Once I was in there, I was very glad I went.  The service was pleasant, the sermon was relevant and they gave me a really nice coffee mug.  They have a lot of activities for all the age ranges within our family.  But . . .  I don't know.  It was nice, but I don't know if it's home.  The important thing is that I tried it.  It was all right, and maybe over time I would like it better.  Next week, I will try another church and see how it feels.  It still seems scary.  And being scared of going to church seems pretty silly.  :)  I'm sure next week will be easier.  And each week after that until I find a church that feels like home. 

After church, we went to the Legends and had lunch at Outback.  It was a nice yummy, welcome home dinner for Payton.  Then we hit Books-A-Million for a while.  Dan and Payton went to see Step Up 3D and Livi played at the bookstore while I read my new book.  There were a bunch of other kids her age and Livi had a blast.  She still wasn't ready to leave two hours later, but she finally agreed.  Then, while Livi played in the fountain, a little kid asked me if I lost my wallet.  I hadn't, but the one he pointed out was all alone.  I took it into the theater but they said I would need to take it to Legends security.  I finally found a security guy and gave him the wallet, but I felt bad.  I worry that it won't get back to the poor girl.  It's a high school girl and her phone was dead so I couldn't call any of her friends.  I hope she got it back.  If it wasn't after six on a Sunday, I would have just gone to a T-Mobile to have them charge her phone.  *sigh*  It stinks when doing what should be the right thing to do still doesn't really feel right. We had dinner at Hardee's and headed home.  Payton packed his backpack for school tomorrow while Livi passed out on the couch.  It was a pretty darned good day.


Saturday, August 14, 2010

Day Twenty-five 08-14-2010

It was a really long day today.  We got up early and worked on the house.  The kitchen looks great and the living room does too, except for my desk and Payton's desk.  Those are more than just one day jobs, I am thinking.  We put together the new vacuum and the steamer and they were both great.  I baked a peach blackberry TSG Summer Fruit Crisp, an apple TSG Summer Fruit Crisp and a dozen Inside Out Carrot Cupcakes.  I also made a batch of Over-the-Edge Herbed Spinach Dip with low fat sour cream, and one batch with Tofutti Sour Cream.  Dan and I both liked the non-dairy version better.  I think I'm going to try adding the TSG Outrageously Garlic seasoning and heating it up a little because garlic is my favorite part of spin dip!  :) 

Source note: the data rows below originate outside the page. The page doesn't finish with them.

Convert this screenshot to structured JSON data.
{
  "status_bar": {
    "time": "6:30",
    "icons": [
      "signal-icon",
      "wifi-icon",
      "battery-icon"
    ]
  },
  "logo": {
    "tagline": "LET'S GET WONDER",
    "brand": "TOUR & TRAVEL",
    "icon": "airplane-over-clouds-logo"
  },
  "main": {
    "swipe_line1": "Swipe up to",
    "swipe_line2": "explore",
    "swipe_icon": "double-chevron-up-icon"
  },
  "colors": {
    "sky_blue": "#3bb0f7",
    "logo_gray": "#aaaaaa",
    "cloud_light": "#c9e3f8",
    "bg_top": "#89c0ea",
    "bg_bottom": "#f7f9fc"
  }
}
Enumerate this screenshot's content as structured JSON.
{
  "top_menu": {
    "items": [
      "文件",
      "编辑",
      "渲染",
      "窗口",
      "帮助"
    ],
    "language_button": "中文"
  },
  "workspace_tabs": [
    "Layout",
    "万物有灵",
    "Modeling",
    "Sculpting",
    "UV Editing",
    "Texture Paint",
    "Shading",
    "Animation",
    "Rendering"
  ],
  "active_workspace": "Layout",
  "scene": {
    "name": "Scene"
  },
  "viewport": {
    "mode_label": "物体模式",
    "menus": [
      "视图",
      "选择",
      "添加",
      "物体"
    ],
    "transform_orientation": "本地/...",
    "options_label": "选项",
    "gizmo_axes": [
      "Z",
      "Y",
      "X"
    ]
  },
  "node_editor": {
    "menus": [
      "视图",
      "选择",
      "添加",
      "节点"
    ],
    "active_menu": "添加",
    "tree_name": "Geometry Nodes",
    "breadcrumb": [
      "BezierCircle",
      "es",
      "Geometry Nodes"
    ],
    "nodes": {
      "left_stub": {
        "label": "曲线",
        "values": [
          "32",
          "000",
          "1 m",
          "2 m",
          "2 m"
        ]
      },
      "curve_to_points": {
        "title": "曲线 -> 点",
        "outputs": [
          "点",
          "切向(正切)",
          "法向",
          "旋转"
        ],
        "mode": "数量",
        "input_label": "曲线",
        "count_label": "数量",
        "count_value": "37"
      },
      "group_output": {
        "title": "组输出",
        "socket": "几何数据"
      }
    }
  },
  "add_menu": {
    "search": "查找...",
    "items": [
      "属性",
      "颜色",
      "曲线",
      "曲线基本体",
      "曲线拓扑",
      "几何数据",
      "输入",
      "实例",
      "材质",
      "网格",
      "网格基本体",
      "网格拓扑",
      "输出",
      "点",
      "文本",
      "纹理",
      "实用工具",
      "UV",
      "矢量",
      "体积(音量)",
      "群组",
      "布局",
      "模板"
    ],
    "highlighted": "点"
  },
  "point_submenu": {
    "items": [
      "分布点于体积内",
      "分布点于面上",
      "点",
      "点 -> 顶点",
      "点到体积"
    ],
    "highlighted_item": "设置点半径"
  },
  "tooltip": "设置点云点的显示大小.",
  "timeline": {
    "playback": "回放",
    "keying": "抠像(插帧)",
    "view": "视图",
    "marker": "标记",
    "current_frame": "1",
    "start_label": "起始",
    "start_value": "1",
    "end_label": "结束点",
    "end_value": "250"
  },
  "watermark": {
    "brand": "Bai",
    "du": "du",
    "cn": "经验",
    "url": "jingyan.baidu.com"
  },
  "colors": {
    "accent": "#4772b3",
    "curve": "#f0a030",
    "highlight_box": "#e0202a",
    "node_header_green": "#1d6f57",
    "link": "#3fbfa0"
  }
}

I set up a beautiful display exhibiting PartyLite's new fall and holiday products.  It was lovely and my house smelled fabulous.  Dan and Livi and I enjoyed it all.  Unfortunately, with all of my spare time being consumed this past week with our work upheaval, I wasn't able to call very many of the people I wanted to call.  And then when I did call, it was at the end of the week instead of the beginning like I wanted it to be.  Very frustrating.  I was talking to another lady who works the same position that we work and she wondered who we made angry.  I feel very much that this is retaliation for making complaints about people who are higher up within the company.  Now I just have to decide how to proceed.

I have decided to try out a new church tomorrow.  I have missed it.  Funny that I don't miss the religion part of it.  I am dieing for some good choir work and the sense of community.  I am hoping that I can find some of it at Eastlake.  We'll see.  Services are at 9:30 and again at 11.  I am hoping to go for a bike ride in the morning and then go to church.  It's about 5.5 miles, so I could make it there, but I would be so yucky and stinky that I wouldn't be comfortable.  Also, it may very well be raining in the morning, so with no lights . . .  no ride.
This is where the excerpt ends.